Digital artwork being presenting at an oil painting conference would cause similar confusion and outrage for the same reasons.


I disagree. AI art is oxymoron. You cannot generate art by definition.


People will argue that if a shortform video is human made or AI generated it doesn't matter, it's domamine-triggering filler either way.

But I do think that the parasocial relationships and discovering new influencers is a big part of the hook for many people, and taking that away may cause many to have a "what the hell am I even watching" moment.

It's easier to justify the addiction when it feels like you're "hanging out with a friend." When content is AI generated from concept to production, it's just...talking pixel soup.


I dunno. AI slop could become digital fentanyl.


I mean, humans didn't need to read billions of books back then to think of quantum mechanics.


Which is why I said it's not impossible, but current LLM architecture is just not good enough to achieve this.


Right, what they needed was billions of years of brute force and trial and error.


The purpose of eating is to ingest nutrients, but that's not why most chefs enjoy cooking, or why people pay more for nicer meals.


Come to think of it, AI Stans do remind me of people bending over backwards to justify how their Soylent farts made them more skilled at living life.


While I appreciate your positive experience, if you were unable to write, storyboard, and communicate your idea before AI--than AI is not going to be "the thing" that suddenly turns you into a filmmaker.

You're writing anyway, you just call it prompting. If you feel that the AI is giving you back more than what you're putting in with that writing, you have to ask yourself who's vision the result really is.


>if you were unable to write, storyboard, and communicate your idea before AI--than AI is not going to be "the thing" that suddenly turns you into a filmmaker.

The person you are replying to doesn’t say that they couldn’t do these aspects before. In fact they mention that they are able to communicate EXACTLY what they want to AI. The only problem was that their idea is high concept.

Getting a high concept film made is one of the most privileged positions in the world. Practically no one can actually just do this. Even people in the film industry with family connections to producers struggle to get their films made.

You have no idea what you’re asking from people when you tell them they should have just made it.

> You're writing anyway, you just call it prompting. If you feel that the AI is giving you back more than what you're putting in with that writing, you have to ask yourself who's vision the result really is.

They didn’t say that, they said they were getting exactly what they were seeing in their head.


Would you say the same thing for cartoonists? Don’t call it film making, call it something else. You are just drawing.

Your video camera is also giving you more than what you put in it.

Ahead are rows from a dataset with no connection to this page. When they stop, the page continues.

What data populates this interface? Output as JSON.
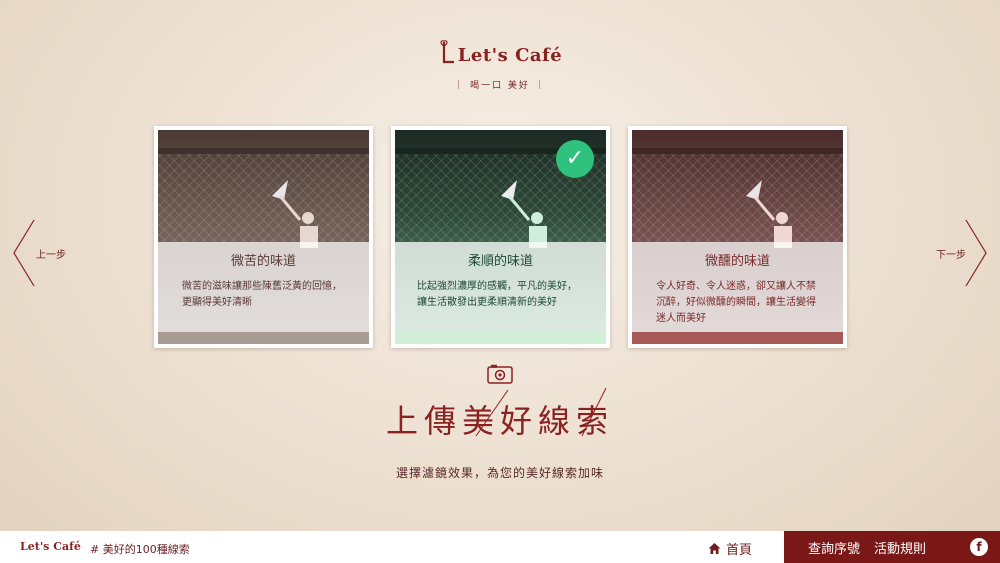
{
  "logo": {
    "text": "Let's Café",
    "slogan": "｜ 喝一口 美好 ｜"
  },
  "nav": {
    "prev_label": "上一步",
    "next_label": "下一步"
  },
  "cards": [
    {
      "title": "微苦的味道",
      "desc": "微苦的滋味讓那些陳舊泛黃的回憶，更顯得美好清晰",
      "selected": false
    },
    {
      "title": "柔順的味道",
      "desc": "比起強烈濃厚的感觸，平凡的美好，讓生活散發出更柔順清新的美好",
      "selected": true,
      "badge": "✓"
    },
    {
      "title": "微醺的味道",
      "desc": "令人好奇、令人迷惑，卻又讓人不禁沉醉，好似微醺的瞬間，讓生活變得迷人而美好",
      "selected": false
    }
  ],
  "heading": "上傳美好線索",
  "subtitle": "選擇濾鏡效果，為您的美好線索加味",
  "icons": {
    "camera": "camera-icon",
    "home": "home-icon",
    "facebook": "facebook-icon",
    "check": "check-icon"
  },
  "footer": {
    "logo": "Let's Café",
    "hashtag": "# 美好的100種線索",
    "home_label": "首頁",
    "lookup_label": "查詢序號",
    "rules_label": "活動規則",
    "fb": "f"
  },
  "colors": {
    "brand": "#7a1818",
    "check": "#2ec27e"
  }
}
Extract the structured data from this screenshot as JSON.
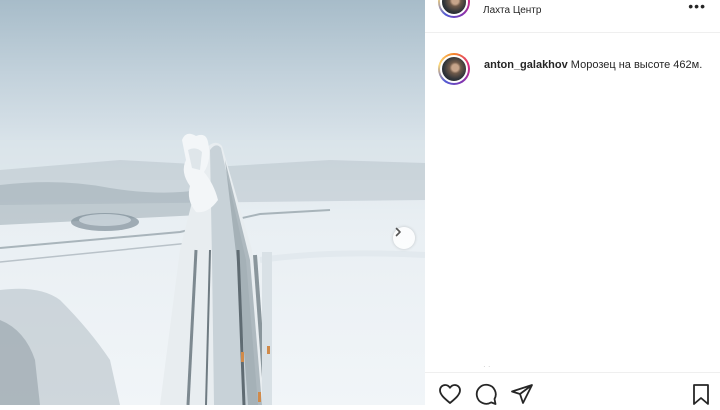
{
  "post": {
    "location": "Лахта Центр",
    "more_icon": "•••"
  },
  "caption": {
    "username": "anton_galakhov",
    "text": " Морозец на высоте 462м."
  },
  "carousel": {
    "next_icon": "chevron-right-icon"
  },
  "footer": {
    "faint_text": "· ·"
  },
  "actions": {
    "like_icon": "heart-icon",
    "comment_icon": "comment-icon",
    "share_icon": "send-icon",
    "save_icon": "bookmark-icon"
  },
  "colors": {
    "text": "#262626",
    "border": "#efefef"
  }
}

Animating is a ton of work. Animation decisions can give a great deal of "feel" to a cartoon. Studio Ghibli works are distinct from Disney's old animation and each conveys a distinct feeling. Those decisions are often made by the production team. Its why One Punch Man season 3 is so derided this year after Season 1 was heralded as the greatest season of Anime in a very long time. You'd think following the literal story boards provided by the already published Manga would be simple! but somehow it lost all of its charm.

Animation, or shooting video is the result of many, many pieces. If you're not putting a ton of work into the decisions that result in the final "shot" the video camera makes then the video that is shot isn't magically going to show an enormous amount of care in its construction.


A video of an ocean (or anything) is not, inherently, art, or creative. But also...if you're taking a video of the ocean, it's probably because you want to capture/share a video of the ocean, which an AI generated video is not.


Unless you're making a very particular type of video, you likely want to capture aspects of the water's movement, color, sound, or interactions without much care about faithfully capturing a video of the literal ocean. The former part is a big portion of what turns a video of the ocean from not inherently being art to being as much of art as you make it so. Saying the only reason would be to share the literal ocean forces the art out, not in.